Donner Brest à voir

Au même titre que Lorient, Saint-Nazaire et Saint-Malo, Brest figure parmi les villes bretonnes emblématiques des bombardements de la Seconde Guerre mondiale et de ce que l’on a appelé ensuite la reconstruction. C’est ce qu’invite à découvrir Bruno Calvès dans ce petit livre ingénieux1 qui propose tout simplement de donner à voir la cité du Ponant en confrontant des images d’un même lieu pris sous un même angle, mais à des périodes différentes. Ce faisant, l’auteur parvient à faire prendre conscience au lecteur qu’en 1945 la « Brest intra-muros dessinée par Vauban est une tabula rasa » et que la commune qui existe aujourd’hui résulte en grande partie d’une ambition architecturale et urbanistique inédite : ériger une ville nouvelle selon les normes alors en vigueur du fonctionnalisme (p. 5). Une sorte de constante pour une cité née d’une décision royale dont on a constamment ou presque décrié le manque d’histoire…

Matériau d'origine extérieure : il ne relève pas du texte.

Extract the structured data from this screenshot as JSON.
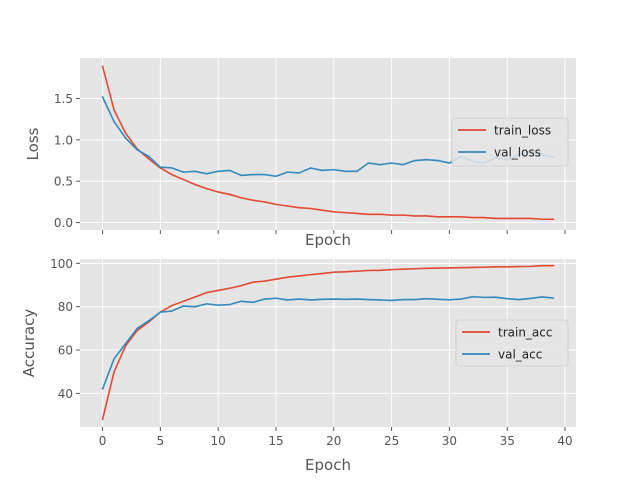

Divisé en 7 chapitres, l’ouvrage permet d’ausculter la ville en 77 points plus ou moins névralgiques, de la place des Portes (p. 10-11) aux halles Saint-Martin (p. 92) en passant par l’église Saint-Louis, dont on oublie trop souvent qu’elle est en France le plus grand édifice religieux de la reconstruction (p. 18-19). Une attention toute particulière pourra être portée aux trois clichés illustrant l’histoire de la rue Amiral Linois (p. 34-35), photographies qui ont l’immense mérite d’aller à l’encontre de la vulgate binaire construction sous Vauban / reconstruction après 1945. C’est en effet passer sous silence le développement constant de la ville et, en l’occurrence, les réalisations en termes d’urbanisme de la Troisième république.

Carte postale. Collection particulière.

On le voit, résolument tourné vers le plus grand public, ce livre n’en est pas moins intelligemment conçu. Surtout, il pourra s’avérer un très utile outil de travail aux chercheurs qui, étudiant Brest, souhaiteraient localiser avec précision des lieux aujourd’hui disparus !

Réalisé par un Brestois – manifestement autant attaché à sa ville qu’il en est fin connaisseur – ce livre est aussi le fruit du travail d’un journaliste qui, entre autres titres, collabore à L’Histoire. Il en résulte un ouvrage malin destiné au plus large public qui, pour être parfait, aurait pu être enrichi d’une bibliographie permettant au lecteur désireux d’approfondir tel ou tel point de disposer de références. Ce  faisant, il rappelle si besoin était que ce qui fait patrimoine est avant tout, comme le rappelaient en 2000 Alain Croix et Jean-Yves Veillard, dans notre regard . Et en nous permettant de confronter ces deux Brest qui ne se sont jamais rencontrées, Bruno Calvès contribue ni plus ni moins à donner ses lettres de noblesse à la cité surgie des ruines de la Seconde Guerre mondiale. Car comme il le rappelle très justement (p. 7), il suffit de feuilleter les pages de ce petit livre « pour mesurer à quel point Brest est une ville unique, surprenante, formidablement ressuscitée après avoir failli disparaître ».

Erwan LE GALL

CALVES, Bruno, Hier & aujourd’hui, Brest, Rennes, Editions Ouest-France, 2014.

 

 

1 CALVES, Bruno, Hier & aujourd’hui, Brest, Rennes, Editions Ouest-France, 2014. Afin de ne pas surcharger inutilement l’appareil critique, les références à cet ouvrage seront dorénavant indiquées dans le corps de texte, entre parenthèses.

2 C’est ainsi que ces deux auteurs définissent le patrimoine non comme « une réalité matérielle, mais un regard porté sur certaines réalités, matérielles ou non ». CROIX, Alain et VEILLARD, Jean-Yves, Dictionnaire du patrimoine breton, Rennes, Presses universitaires de Rennes, 2013 (réed.), p. 9.